Rarement présent sous son véritable nom, celui qu’on connait beaucoup mieux sous le pseudonyme ultra prolifique de Machinefabriek nous présente ici une œuvre singulière. Fruit d’une installation sonore qui consiste à isoler 153 boucles en A (l’équivalent de notre la) jouées par des personnes aussi recommandables qu'Oren Ambarchi, Andy Moor, Nils Frahm, Aaron Martin, Erik Skodvin, Sylvain Chauveau, Aidan Baker ou Jefre Cantu-Ledesma pour les articuler dans un parcours fait d’autant d’enceintes (une boucle par enceinte, donc), Stay Tuned propose une pièce unique de drone de 50 minutes. Qu’importe la source (trombone, voix, guitare préparée, piano, saxophone, tuba, vibraphone, violoncelle, trompette, violon, contrebasse…), la note unique harmonise le tout et provoque rapidement la perte de connaissance auditive. On se prend donc un bloc de couches et sous-couches à la fois monolithique et en mutation permanente. L’oreille avance, comme le spectateur de l’installation, entre une infinité de nuances de la, obligeant la monotonie présumée à se  transformer en séance d’hypnose forcée.
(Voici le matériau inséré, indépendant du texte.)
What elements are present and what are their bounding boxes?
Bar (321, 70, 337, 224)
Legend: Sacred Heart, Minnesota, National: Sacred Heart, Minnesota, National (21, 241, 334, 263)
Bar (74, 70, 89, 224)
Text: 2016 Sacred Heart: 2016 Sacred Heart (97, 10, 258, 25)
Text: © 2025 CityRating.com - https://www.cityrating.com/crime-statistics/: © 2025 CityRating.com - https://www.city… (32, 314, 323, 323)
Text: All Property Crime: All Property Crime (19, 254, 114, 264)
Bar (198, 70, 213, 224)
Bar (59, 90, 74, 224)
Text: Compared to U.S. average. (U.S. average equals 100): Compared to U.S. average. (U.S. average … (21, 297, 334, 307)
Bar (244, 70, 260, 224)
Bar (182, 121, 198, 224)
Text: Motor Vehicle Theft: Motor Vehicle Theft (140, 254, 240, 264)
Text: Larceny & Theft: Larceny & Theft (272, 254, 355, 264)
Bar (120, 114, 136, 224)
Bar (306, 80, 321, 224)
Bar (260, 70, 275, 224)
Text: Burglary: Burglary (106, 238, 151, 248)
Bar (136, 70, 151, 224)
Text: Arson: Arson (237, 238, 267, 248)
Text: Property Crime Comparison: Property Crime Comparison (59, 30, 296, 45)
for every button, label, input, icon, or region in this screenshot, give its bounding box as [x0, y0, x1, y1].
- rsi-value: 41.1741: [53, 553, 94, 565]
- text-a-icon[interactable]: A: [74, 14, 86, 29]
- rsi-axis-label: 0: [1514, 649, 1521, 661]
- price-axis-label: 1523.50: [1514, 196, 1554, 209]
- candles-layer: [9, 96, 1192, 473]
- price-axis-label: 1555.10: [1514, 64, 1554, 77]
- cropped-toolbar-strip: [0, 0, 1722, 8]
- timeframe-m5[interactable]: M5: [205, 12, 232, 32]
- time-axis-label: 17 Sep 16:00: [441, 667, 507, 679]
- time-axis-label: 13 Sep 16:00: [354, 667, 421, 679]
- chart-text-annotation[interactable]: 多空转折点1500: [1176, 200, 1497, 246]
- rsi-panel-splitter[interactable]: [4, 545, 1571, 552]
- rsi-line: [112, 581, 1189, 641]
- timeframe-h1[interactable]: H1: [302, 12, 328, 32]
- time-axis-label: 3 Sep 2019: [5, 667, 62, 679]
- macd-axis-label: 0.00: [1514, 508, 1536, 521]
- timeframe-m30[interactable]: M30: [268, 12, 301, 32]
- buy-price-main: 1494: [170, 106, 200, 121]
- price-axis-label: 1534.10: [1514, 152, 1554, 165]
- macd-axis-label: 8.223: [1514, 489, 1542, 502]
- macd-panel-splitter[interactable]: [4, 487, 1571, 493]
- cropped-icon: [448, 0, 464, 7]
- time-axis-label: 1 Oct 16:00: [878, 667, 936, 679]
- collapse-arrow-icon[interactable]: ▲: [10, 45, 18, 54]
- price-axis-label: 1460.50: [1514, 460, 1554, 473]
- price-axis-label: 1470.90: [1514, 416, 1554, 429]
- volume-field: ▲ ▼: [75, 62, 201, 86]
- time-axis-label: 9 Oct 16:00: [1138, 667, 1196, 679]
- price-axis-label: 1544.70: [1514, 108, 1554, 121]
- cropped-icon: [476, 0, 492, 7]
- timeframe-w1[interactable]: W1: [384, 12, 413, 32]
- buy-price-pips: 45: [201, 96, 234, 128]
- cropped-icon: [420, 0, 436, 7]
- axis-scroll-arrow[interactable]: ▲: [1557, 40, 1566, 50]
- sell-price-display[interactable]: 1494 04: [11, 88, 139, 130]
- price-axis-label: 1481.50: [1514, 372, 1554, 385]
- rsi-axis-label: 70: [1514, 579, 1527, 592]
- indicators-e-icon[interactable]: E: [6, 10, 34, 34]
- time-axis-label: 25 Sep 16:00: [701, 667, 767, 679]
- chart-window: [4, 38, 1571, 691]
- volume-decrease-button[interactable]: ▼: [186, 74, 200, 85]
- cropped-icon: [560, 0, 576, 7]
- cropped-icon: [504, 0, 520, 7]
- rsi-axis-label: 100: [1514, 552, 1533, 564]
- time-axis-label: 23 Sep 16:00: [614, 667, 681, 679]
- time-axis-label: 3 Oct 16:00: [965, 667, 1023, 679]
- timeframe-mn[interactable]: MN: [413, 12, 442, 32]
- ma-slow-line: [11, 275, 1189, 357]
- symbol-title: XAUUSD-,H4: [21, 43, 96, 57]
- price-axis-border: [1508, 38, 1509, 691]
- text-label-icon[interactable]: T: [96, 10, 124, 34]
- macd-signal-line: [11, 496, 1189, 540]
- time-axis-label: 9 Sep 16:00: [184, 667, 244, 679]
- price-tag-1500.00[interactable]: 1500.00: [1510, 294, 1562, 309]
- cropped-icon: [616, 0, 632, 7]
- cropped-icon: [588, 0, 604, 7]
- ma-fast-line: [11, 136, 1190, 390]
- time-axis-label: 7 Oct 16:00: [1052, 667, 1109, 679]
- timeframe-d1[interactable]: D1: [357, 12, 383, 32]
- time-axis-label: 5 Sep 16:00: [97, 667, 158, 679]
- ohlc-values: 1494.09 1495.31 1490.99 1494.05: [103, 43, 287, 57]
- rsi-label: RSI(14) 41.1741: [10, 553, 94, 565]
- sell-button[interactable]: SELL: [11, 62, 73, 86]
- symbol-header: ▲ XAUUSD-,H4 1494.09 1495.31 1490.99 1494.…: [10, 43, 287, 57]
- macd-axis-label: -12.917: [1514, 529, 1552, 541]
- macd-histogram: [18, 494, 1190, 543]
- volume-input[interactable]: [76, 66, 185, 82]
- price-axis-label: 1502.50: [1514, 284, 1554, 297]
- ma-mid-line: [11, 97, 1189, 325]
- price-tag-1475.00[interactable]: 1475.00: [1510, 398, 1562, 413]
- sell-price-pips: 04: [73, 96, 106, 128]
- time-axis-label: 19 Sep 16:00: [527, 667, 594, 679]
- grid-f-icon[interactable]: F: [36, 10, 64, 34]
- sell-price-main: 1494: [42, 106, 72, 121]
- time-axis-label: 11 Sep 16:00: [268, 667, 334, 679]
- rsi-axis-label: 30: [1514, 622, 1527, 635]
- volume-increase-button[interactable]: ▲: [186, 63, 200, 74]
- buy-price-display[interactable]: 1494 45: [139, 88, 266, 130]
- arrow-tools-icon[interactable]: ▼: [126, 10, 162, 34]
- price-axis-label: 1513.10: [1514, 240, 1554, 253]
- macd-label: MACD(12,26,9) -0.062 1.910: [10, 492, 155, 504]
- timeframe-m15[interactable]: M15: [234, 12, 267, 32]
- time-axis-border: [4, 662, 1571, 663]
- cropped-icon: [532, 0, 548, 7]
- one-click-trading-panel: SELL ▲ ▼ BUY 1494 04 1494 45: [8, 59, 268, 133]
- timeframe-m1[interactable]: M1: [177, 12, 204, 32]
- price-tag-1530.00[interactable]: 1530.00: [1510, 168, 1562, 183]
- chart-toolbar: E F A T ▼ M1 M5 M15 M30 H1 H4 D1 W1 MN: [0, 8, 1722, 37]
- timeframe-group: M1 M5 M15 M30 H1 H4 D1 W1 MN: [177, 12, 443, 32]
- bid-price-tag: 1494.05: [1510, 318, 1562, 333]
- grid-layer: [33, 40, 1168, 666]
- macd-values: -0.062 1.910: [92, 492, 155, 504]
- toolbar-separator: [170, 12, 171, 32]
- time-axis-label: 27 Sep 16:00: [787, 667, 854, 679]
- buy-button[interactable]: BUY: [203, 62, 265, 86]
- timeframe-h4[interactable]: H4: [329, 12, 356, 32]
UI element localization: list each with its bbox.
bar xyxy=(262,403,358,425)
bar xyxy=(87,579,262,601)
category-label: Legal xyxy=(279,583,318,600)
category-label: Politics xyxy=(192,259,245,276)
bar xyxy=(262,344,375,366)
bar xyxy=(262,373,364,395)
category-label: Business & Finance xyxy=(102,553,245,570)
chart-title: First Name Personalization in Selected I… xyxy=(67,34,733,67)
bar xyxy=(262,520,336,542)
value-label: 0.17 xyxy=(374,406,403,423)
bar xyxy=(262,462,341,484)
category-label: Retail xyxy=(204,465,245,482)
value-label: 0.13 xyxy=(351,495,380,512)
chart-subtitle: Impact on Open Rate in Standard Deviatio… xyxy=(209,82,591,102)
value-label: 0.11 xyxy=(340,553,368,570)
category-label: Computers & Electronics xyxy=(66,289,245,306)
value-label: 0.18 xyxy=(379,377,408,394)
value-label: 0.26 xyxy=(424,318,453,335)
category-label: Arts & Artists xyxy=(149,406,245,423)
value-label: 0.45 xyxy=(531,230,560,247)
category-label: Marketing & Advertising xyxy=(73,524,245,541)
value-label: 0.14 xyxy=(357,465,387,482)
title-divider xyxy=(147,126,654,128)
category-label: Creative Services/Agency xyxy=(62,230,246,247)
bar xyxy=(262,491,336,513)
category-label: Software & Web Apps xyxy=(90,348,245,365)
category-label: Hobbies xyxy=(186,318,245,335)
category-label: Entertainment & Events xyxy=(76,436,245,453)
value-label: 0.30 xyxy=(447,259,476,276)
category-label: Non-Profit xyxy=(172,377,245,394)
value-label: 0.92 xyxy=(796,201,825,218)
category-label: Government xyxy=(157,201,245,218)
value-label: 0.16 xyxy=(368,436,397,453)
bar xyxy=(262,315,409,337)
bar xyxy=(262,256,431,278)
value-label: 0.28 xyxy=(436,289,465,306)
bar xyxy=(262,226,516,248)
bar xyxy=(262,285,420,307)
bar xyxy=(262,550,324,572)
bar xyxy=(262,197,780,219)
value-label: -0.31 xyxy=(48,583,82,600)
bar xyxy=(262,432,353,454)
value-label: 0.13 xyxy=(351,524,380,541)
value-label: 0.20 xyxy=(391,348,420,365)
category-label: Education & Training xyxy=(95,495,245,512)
Stay Tuned est une œuvre extrême, parfois vomitive, et pourtant on y revient toujours, avec un mélange d’appréhension et de goût de l’aventure. Preuve en est que l’œuvre ne se conçoit que dans la réécoute.

Aidan Baker

The Sea Swells a Bit

Bastien

« La patience est la plus utile de toutes les vertus », à cette citation on aimerait ajouter : « pour écouter de la musique ». Trop souvent pris en étau entre les broutilles du quotidien et l'injonction de ses pairs à « faire des choses », on prend malheureusement de moins en moins le temps de s'arrêter. Alors, vous imaginez bien l'effort que cela peut représenter de décortiquer un disque dans son ensemble. La consommation effrénée de disques devient désormais la norme. Pourtant, il reste encore des disques qui ont le pouvoir de vous visser sur votre canapé et qui exigent une attention totale. The Sea Swells a Bit d'Aidan Baker fait partie de ce genre d'albums. Le pouvoir essentiel de The Sea Swells a Bit tient de sa capacité a littéralement suspendre le temps. Que ce soit grâce à la répétition et au minimalisme des mélodies, au côté planant des guitares ou bien à cette batterie qui semble vouloir jouer la même structure à l'infini, Aidan Baker parvient rapidement à nous happer tout entier. Chose devenue précieuse quand on a désormais tant de mal à se fixer sur une tâche au-delà de quelques minutes sans penser à ce qui suivra. Au-delà de la performance musicale évidente, cet album a le mérite de remettre au cœur de la musique la plus utile de toutes les vertus, la patience.